Fire chief credits aircraft with protecting homes from Daybreak Fire along Snake River

Published 6:42 am Wednesday, July 16, 2025

A converted jet airliner dropped fire retardant on the Daybreak Ranch along Hibbard Creek Road on July 15, 2025. A firefighter credited the aerial attack with saving this and potentially other homes. (Buzz Harper/Contributed Photo)

Baker County’s biggest wildfire of 2025 didn’t damage any buildings, but a firefighter said the situation likely would have been more dire, and costly, if not for an aerial bombardment of thousands of gallons of fire retardant and water.

“If it wasn’t for the air show, there was no way we would have caught it,” Buzz Harper, chief of the Keating Rural Fire District, said on Wednesday morning, July 16. “They were like buzzards in the sky out there.”

The Daybreak Fire, which started Tuesday afternoon when a tractor caught fire along Hibbard Creek Road, about 12 miles north of Huntington and just west of Brownlee Reservoir, burned 851 acres.

The blaze was officially 40% contained Tuesday night, but Harper said it was pretty much under control by nightfall.

Fire crews were mopping up hot spots Wednesday morning.

Harper, who was stationed along Hibbard Creek, said a retardant drop from a converted jet airliner likely saved a home and several outbuildings at the Daybreak Ranch, for which the blaze was named.

The ranch is along Hibbard Creek about half a mile west of the Snake River Road, the gravel county road that connects Huntington and Richland.

The MD-87 jet, which can carry up to 3,000 gallons of retardant, created a swath that covered the roof of a hay barn so thoroughly that it appeared the structure had been painted pink on purpose.

On all sides of the retardant path, flames left a black landscape after wind gusts to 20 mph propelled flames rapidly through grass and sagebrush desiccated by the driest spring in Baker County since at least World War II.

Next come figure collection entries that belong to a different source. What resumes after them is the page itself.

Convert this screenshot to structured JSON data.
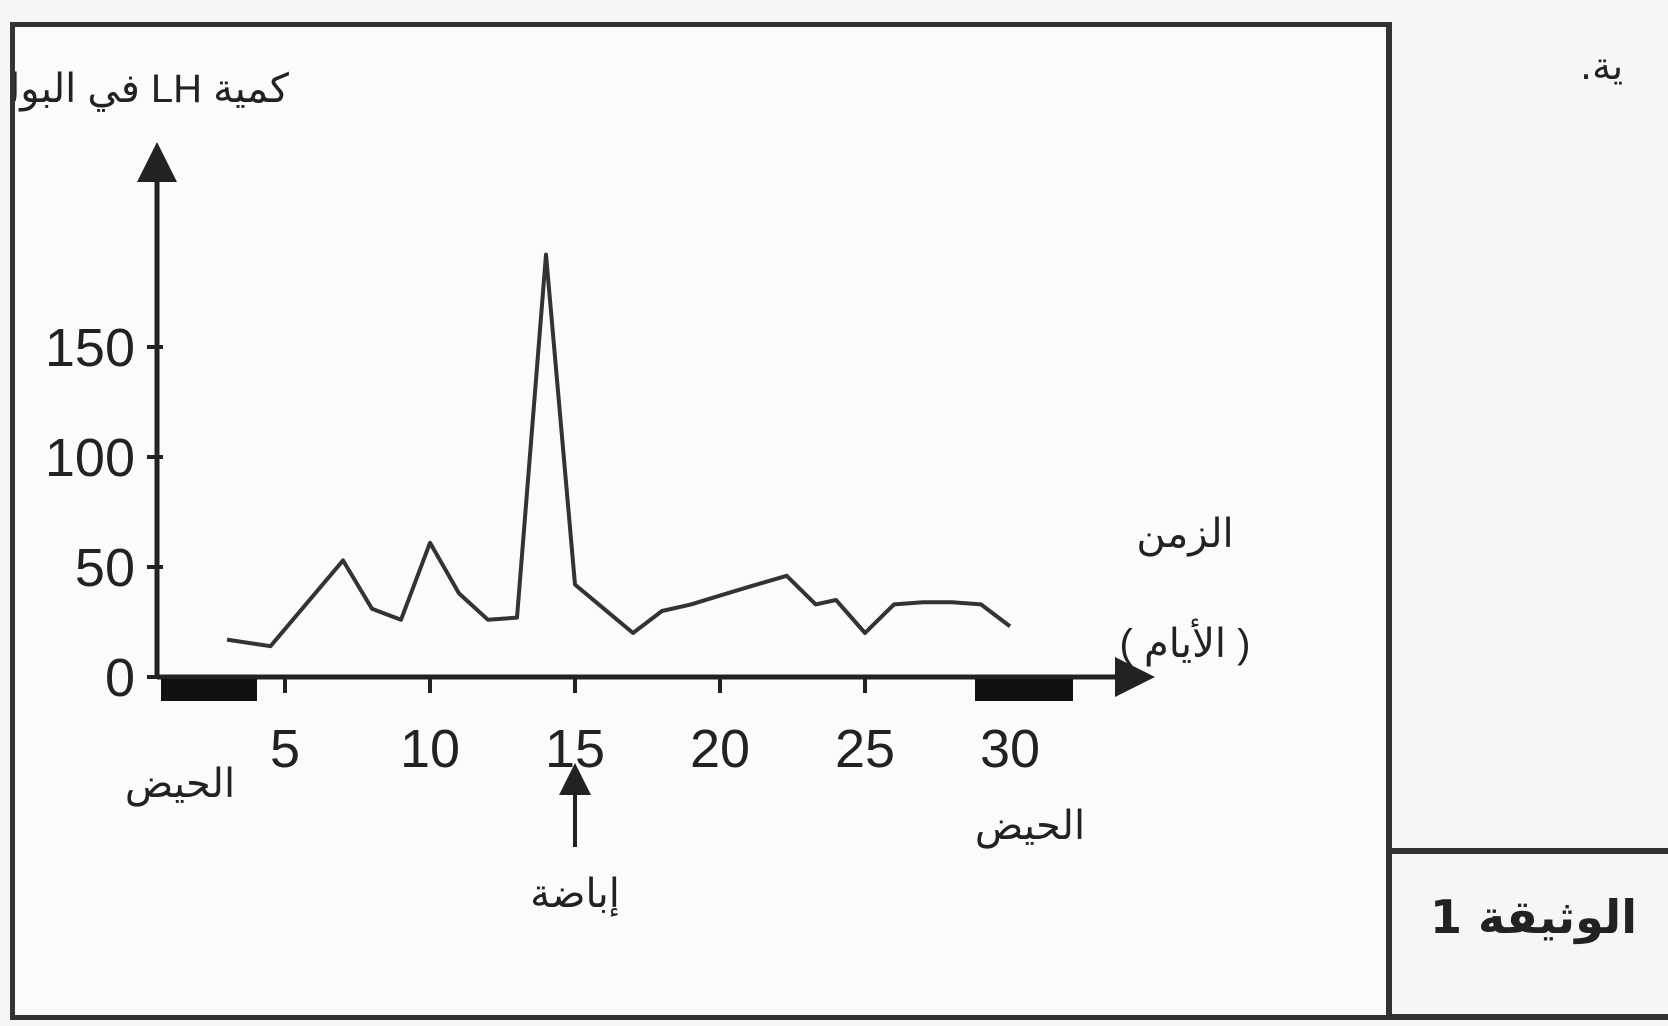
{
  "document": {
    "label": "الوثيقة 1",
    "fragment_text": "ية."
  },
  "chart_data": {
    "type": "line",
    "ylabel": "كمية LH في البول",
    "xlabel_line1": "الزمن",
    "xlabel_line2": "( الأيام )",
    "x_ticks": [
      5,
      10,
      15,
      20,
      25,
      30
    ],
    "y_ticks": [
      0,
      50,
      100,
      150
    ],
    "xlim": [
      0,
      33
    ],
    "ylim": [
      0,
      200
    ],
    "series": [
      {
        "x": [
          3,
          4.5,
          7,
          8,
          9,
          10,
          11,
          12,
          13,
          14,
          15,
          16,
          17,
          18,
          19,
          20,
          21,
          22.3,
          23.3,
          24,
          25,
          26,
          27,
          28,
          29,
          30
        ],
        "y": [
          17,
          14,
          53,
          31,
          26,
          61,
          38,
          26,
          27,
          192,
          42,
          31,
          20,
          30,
          33,
          37,
          41,
          46,
          33,
          35,
          20,
          33,
          34,
          34,
          33,
          23
        ]
      }
    ],
    "annotations": {
      "ovulation_label": "إباضة",
      "ovulation_day": 15,
      "menstruation_label": "الحيض",
      "menstruation_periods": [
        [
          0,
          3.8
        ],
        [
          28.5,
          32.3
        ]
      ]
    }
  }
}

“With that wind there was nothing we could really do,” Harper said. “It kept jumping 25-foot roads. It was just crazy there for a while.”

Harper said firefighters from several agencies “did an awesome job.”

The list includes the Keating and Huntington rural fire districts, Burnt River, Lookout/Glasgow and Vale rangeland fire protection associations, BLM, Forest Service and Oregon Department of Forestry.

Harper said a bulldozer operator, whose name he didn’t know, drove the machine in steep, dangerous terrain to carve firelines.

Harper was among a group of firefighters who helped rescue a horse that escaped the fire. He said the brown horse had some burns, and its tail was mostly singed off. He said Baker County Sheriff Travis Ash arranged to have a horse trailer brought in to take the horse for treatment.

Harper said he saw a second horse, this one white, run through the fire but he didn’t see it again and doesn’t know its fate.